Mientras algunos competidores están recortando sus programas eléctricos —como Ford con el SUV F-150 Lightning— y Tesla evalúa si reduce la producción de Model S y Model X, GM ha optado por mantener una gama amplia de vehículos electrificada, con la excepción de la furgoneta de reparto BrightDrop, cuya producción fue finiquitada en octubre del año pasado, y de la versión eléctrica del Chevy Bolt.
Hay que recordar que General Motors está efectuando un reposicionamiento al respecto que ha tenido un impacto relevante en sus cuenta, con más de 7.000 millones de euros vinculados a inversiones en eléctricos no utilizados y a compromisos con proveedores, cifra que ha tenido que computar en sus últimas cuentas como pérdida por deterioro de activos.
Pensar en el cliente
Jacobson, según el medio citado, ha apuntado que los vehículos eléctricos «terminarán imponiéndose por su evolución tecnológica», aunque ha subrayado que su crecimiento «debe producirse de acuerdo con el ritmo real del mercado».

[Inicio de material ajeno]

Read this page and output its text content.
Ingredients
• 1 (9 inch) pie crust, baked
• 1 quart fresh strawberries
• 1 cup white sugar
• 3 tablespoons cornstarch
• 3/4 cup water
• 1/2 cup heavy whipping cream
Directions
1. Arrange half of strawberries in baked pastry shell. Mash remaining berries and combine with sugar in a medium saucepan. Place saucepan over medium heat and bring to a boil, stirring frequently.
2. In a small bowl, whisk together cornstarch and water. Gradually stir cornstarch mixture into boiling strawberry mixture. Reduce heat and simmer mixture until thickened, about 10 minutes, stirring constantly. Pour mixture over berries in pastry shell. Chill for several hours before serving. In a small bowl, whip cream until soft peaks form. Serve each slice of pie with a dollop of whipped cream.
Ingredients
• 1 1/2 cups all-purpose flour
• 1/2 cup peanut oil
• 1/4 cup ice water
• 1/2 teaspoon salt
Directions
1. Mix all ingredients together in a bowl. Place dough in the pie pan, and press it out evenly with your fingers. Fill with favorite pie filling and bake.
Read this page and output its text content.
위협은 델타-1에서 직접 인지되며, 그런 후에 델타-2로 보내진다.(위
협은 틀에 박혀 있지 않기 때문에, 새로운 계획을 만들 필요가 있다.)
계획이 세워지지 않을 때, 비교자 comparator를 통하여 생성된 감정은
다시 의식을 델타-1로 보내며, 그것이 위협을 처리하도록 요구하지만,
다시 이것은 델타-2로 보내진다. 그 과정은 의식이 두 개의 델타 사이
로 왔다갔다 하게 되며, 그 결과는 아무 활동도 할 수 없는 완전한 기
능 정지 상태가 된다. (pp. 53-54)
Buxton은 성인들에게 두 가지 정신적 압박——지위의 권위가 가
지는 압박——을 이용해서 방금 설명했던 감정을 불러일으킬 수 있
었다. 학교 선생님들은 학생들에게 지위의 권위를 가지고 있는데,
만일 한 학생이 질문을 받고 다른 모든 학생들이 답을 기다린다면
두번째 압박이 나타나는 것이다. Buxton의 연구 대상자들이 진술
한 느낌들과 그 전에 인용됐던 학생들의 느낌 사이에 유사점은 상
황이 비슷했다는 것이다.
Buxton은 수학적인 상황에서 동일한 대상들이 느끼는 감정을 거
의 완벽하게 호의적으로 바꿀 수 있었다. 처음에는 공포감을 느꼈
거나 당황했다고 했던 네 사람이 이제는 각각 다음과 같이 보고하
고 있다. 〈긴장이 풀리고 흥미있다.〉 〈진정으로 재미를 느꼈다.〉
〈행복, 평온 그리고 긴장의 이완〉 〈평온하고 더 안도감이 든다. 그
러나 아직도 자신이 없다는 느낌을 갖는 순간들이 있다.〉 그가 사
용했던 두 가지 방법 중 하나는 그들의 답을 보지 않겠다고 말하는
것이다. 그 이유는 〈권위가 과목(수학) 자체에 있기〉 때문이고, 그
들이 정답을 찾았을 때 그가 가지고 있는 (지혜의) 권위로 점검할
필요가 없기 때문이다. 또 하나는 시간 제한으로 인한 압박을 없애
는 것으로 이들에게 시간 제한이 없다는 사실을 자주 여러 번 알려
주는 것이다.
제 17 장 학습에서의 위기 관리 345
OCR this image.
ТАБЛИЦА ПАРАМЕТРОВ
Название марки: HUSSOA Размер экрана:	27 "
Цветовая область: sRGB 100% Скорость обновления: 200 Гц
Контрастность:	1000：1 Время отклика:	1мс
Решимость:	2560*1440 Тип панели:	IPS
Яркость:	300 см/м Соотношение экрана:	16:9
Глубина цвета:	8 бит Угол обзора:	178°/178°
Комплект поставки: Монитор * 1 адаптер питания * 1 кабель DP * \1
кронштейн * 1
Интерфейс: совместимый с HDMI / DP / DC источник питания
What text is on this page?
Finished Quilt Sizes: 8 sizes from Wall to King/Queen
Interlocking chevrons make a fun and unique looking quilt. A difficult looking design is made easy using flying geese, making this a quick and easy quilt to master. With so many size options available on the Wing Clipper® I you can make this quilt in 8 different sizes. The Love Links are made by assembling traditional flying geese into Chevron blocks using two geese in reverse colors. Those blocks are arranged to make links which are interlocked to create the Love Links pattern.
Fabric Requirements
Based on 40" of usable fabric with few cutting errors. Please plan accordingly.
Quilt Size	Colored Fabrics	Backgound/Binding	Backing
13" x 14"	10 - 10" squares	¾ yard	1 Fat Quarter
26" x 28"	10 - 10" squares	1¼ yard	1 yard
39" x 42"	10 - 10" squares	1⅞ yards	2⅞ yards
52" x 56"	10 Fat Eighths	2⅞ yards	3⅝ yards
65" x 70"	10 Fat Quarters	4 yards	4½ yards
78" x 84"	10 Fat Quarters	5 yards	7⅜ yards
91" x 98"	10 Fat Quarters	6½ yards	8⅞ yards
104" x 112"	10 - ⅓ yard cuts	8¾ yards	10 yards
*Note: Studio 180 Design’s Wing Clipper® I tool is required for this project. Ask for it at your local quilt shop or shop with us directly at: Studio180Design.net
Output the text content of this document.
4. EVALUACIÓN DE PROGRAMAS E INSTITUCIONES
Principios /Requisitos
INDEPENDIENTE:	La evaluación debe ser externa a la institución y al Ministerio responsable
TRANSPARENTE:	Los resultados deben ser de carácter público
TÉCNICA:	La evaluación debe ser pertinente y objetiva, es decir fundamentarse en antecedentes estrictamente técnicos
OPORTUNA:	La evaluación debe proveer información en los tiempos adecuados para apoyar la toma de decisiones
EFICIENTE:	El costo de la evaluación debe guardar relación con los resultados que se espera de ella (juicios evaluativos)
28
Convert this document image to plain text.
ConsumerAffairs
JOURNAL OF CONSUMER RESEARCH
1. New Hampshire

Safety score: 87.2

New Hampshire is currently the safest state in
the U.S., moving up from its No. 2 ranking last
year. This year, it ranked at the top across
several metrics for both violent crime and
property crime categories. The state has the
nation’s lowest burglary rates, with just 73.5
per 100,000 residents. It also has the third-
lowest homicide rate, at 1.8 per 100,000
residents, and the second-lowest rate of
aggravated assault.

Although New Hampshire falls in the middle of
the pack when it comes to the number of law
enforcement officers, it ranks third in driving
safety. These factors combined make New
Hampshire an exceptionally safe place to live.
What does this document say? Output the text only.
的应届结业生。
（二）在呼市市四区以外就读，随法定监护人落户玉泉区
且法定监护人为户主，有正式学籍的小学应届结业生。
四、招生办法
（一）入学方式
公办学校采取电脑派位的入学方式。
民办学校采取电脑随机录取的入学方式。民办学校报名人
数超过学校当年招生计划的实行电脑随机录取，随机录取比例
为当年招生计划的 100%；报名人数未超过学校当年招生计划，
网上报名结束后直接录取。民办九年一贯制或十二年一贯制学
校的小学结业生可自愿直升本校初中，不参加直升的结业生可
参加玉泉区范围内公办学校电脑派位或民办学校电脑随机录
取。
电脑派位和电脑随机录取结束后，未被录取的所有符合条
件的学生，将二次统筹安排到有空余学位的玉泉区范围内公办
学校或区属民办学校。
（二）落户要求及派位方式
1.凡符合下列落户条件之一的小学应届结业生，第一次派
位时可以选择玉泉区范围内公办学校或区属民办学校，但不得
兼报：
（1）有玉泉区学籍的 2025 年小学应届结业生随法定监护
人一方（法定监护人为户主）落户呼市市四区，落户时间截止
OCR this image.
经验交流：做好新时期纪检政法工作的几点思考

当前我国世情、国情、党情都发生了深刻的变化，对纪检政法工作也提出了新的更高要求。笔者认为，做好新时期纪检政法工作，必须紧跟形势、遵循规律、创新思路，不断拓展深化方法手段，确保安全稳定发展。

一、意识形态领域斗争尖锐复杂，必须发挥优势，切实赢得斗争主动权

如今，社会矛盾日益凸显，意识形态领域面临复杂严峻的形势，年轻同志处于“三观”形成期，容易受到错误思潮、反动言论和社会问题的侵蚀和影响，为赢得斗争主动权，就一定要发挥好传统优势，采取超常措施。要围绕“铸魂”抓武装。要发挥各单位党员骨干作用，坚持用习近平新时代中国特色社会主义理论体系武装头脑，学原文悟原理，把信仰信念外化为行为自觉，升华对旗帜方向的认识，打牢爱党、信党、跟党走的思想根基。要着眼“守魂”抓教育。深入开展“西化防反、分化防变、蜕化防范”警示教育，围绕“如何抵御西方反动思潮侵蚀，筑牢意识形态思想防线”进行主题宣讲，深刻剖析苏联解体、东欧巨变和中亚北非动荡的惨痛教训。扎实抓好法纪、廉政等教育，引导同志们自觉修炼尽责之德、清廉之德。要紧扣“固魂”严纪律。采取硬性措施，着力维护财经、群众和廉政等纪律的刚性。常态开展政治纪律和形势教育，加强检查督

El directivo ha añadido que los cambios regulatorios y el fin de determinados incentivos en el país han permitido competir en un entorno más próximo a las preferencias del cliente, lo que ha aportado más visibilidad para planificar la producción de automóviles que luego son vendidos a los clientes.
En otro orden de cosas, el gigante del automóvil acaba de asumir un impacto de unos 2.6800 millones de euros por cuenta de sus operaciones afectadas por el impacto de los aranceles anunciados el año pasado por la Administración Trump.
Aunque la compañía ha advertido inicialmente de un coste potencial de hasta 5.000 millones de dólares —unos 4.600 millones de euros—, el efecto final se ha situado en torno a 3.000 millones de dólares.
Durante este año, GM prevé un impacto arancelario de entre 3.000 y 4.000 millones de dólares, entre 2.800 y 3.700 millones de euros.